The first day of spring arrives at this time every year—usually more than once. I mean, one day it’s warm and sunny, the next two it’s chilly and drab.
A few days ago the temperature topped 70 degrees for the first time. This means that everyone gets out of work at 3 p.m. At any rate, that was the rule at Bookmen, and I try to remain faithful to it, which isn’t difficult these days; I hardly have any work to do.
One gray day recently, we made an effort to cook up
something special. Hilary spent the morning and a good part of the afternoon at
the potting studio in Minnetonka. But we’d marked out an itinerary, and when
she got home we set off.
Our first stop was Pioneer Park on the east bank of the Mississippi in Northeast. We took a stroll across the railroad bridge and made our way around Nicollet Island, on the lookout for stray buffleheads and early arriving kinglets. My thoughts turned to the history of the island I’d helped Chris and Rushica Hage put together a decade ago. Nowadays few are aware, perhaps, that most of the attractive clapboard houses we were admiring during our stroll were moved there from South Minneapolis during the 1960s as part of an urban renewal project. It remains one of the few neighborhoods in the vicinity that has been neither neglected nor overbuilt.
Our next stop was Kramarczuk’s deli, where we picked up a few tasty-looking dessert items. Then it was on to Eat My Words used bookstore, which has recently relocated to the western fringe of Southeast, right around the corner from Brasa and only a block or two from the apartment where Hilary and I lived in 1975. (Egad!)
Hilary was looking for a copy of Wuthering Heights for her book club. No luck. "That type of thing goes pretty quick," the young man behind the counter told us. But before we left she did buy a slim paperback copy of James Thurber’s My Life and Hard Times. It was an inspired choice.
On the way home we stopped briefly at Gorka Palace to pick up an order of chicken biryani and beef korma we’d ordered before leaving the house.

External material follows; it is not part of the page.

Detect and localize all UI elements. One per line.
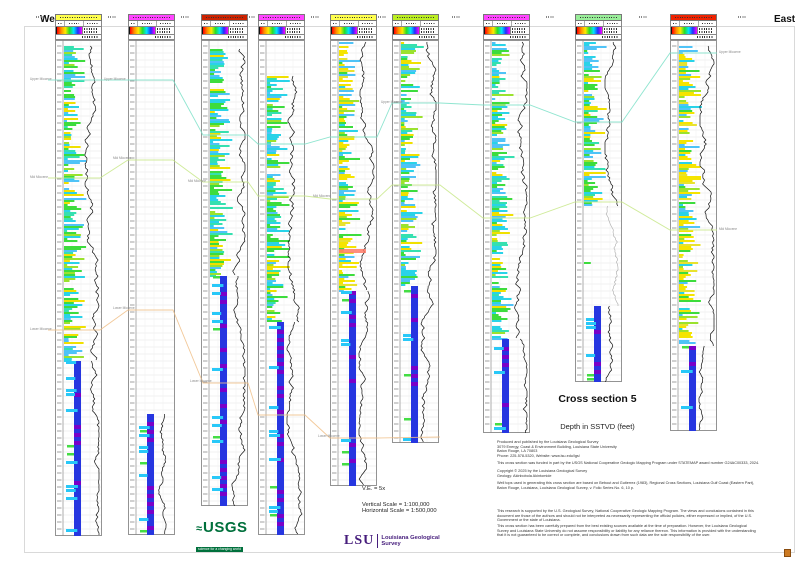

Everything fell into place like clockwork.
After dinner we sat around in the living room reading goofy narratives with titles like “The Night
the Bed Fell on Father” and “The Car We Had to Push.” To add to the fun, I
fetched copies of S. J. Perelman’s Last Laugh and Robert Benchley’s My
Ten Years in a Quandary: and How They Grew from the other room.
_____________________
The next morning was as bright as the previous afternoon has
been overcast, but a sharp wind made it as chilly as ever—possibly more so. In
the midst of scanning the news—terrible as ever—Hilary noticed an article
reporting the opening of a new bookstore in St. Anthony Park in the building
where Micawber’s used to be. We decided to get out into the day and take a
look.
It’s a small shop, utilizing only two of the tree rooms Micawber’s stocked. Stepping in from the bright morning, the lighting struck me as poor. And to my eyes, the shelves seemed to contain a large number of paperbacks with unpleasantly colorful pastel bindings. I don’t know why. The few used books I spotted had been stocked on rotating wooden spindles that looked cute, but tottered, creaked, and groaned when you tried to spin them.
Then again, I have so many books at home that few retail bookstores hold my interest for long.
A few minutes later, perusing the sale items in the public
library a block away, I came upon a thick, good-as-new, hardcover biography of
Adam Smith, priced at fifty cents. I was thumbing through it when it occurred
to me that I already owned a biography of Adam Smith back home, half the size, waiting
on the shelf, unread.
Later that afternoon we took one final jaunt in search of Wuthering
Heights. The website of Magers and Quinn, in Uptown, reported several copies
and editions in stock.
It was a pleasant drive down the parkway, though the skies had turned gray again and the ice on Cedar Lake was even grayer. Having parked the car on a side street near the store, we walked past a block of shuttered restaurants, several of which we’d had it in mind to try, but never did.
Magers and Quinn is the best bookstore around, in my opinion.
And I was happy to see there were plenty of people inside, browsing. Hilary hunted down the
edition of Wuthering Heights she was looking for, while I drifted through
the archway to the chaotic remainder shelves on the back wall. I thumbed
briefly through an astonishingly thick volume of Elizabeth Bishop’s collected
letters, then hit on a less massive Oxford edition of the complete poems of
Robert Herrick, priced at two dollars. Bingo!
I know next to nothing about Herrick, which is why I bought the book. I’m finding his religious poems less uncanny than those of George Herbert, and his amorous secular poems less brilliant than Donne’s.
I’m not giving up on him yet. After all, he did write these famous lines:
Gather ye rose-buds while ye may,
Old time is still a flying;
And this same flower that smiles today,
Tomorrow will be dying.
But let's get real: he’s no match for Thurber.